Monday, September 4, 2017

Multistage database searches for proteogenomics!

EDIT: *searches...

Whoa! I was just talking about this with some really smart people at the NIH last week! The rarely used, extremely powerful, and somewhat questionably valid from an FDR standpoint, multistage database search techniques!

And this paper (also in press -- come on, library! though...I can write more blog posts if I'd read the abstracts only...) seems to suggest that the FDR problems aren't as bad as you would think!

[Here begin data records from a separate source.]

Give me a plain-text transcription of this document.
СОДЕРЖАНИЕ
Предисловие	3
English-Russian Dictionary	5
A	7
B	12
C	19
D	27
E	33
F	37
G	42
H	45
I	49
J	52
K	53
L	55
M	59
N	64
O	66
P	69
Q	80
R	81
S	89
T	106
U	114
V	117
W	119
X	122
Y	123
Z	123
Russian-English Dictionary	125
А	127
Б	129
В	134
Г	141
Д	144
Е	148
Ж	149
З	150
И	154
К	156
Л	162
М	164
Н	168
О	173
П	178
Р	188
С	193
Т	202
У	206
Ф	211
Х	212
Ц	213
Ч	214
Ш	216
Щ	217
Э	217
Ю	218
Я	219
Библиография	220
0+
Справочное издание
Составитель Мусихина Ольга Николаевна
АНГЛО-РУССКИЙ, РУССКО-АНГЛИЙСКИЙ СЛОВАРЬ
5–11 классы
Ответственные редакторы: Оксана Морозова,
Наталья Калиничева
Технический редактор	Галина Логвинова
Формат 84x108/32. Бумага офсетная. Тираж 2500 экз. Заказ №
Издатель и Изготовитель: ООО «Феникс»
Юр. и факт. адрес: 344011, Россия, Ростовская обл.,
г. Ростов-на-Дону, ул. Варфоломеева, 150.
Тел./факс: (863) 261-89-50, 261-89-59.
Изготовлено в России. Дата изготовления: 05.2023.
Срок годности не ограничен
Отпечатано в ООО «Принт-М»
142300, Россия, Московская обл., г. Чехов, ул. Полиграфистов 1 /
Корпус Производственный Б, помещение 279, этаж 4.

The idea is that you start with your MS/MS spectra and you search them with one simple database search -- maybe no variable PTMs -- definitely no mutations and you remove these most biologically likely and boring peptide spectral matches.

The stuff that doesn't match goes down to more comprehensive searches -- multiple missed cleavage events, less common PTMs and maybe even alternative sequences. With fewer MS/MS spectra to search for this massively expanding database you can make your search time and matches more realistic.  In this study they apply this technique via MS-GF+ to proteogenomics -- one place where search space is often terrifyingly large.  And it appears to work.

I'll presume they did this all in Command line until I get the full paper PDF. For those of us that aren't as good at typing -- just a quick reminder you have this power in Proteome Discoverer (disclaimer -- I've never used this exact configuration below, but I've ran similar stuff)

In this example I search NIST normal human high res first, assuming it is the highest confidence (and fastest) for searching everything. The MS/MS spectra that don't match go to MSAmanda 2.0 with only limited mods -- 2 missed cleavages and Percolator for the ultra high confidence stuff. What doesn't match there goes to Sequest and I open it all up -- semi-tryptic with missed cleavages and a bunch of PTMs I consider likely. The final bit goes to Byonic for full out delta mass searches. Find my single amino acid variants and PTMs and everything.

If that group in the paper above is telling me how to deal with the FDR -- I can make a report like this easily!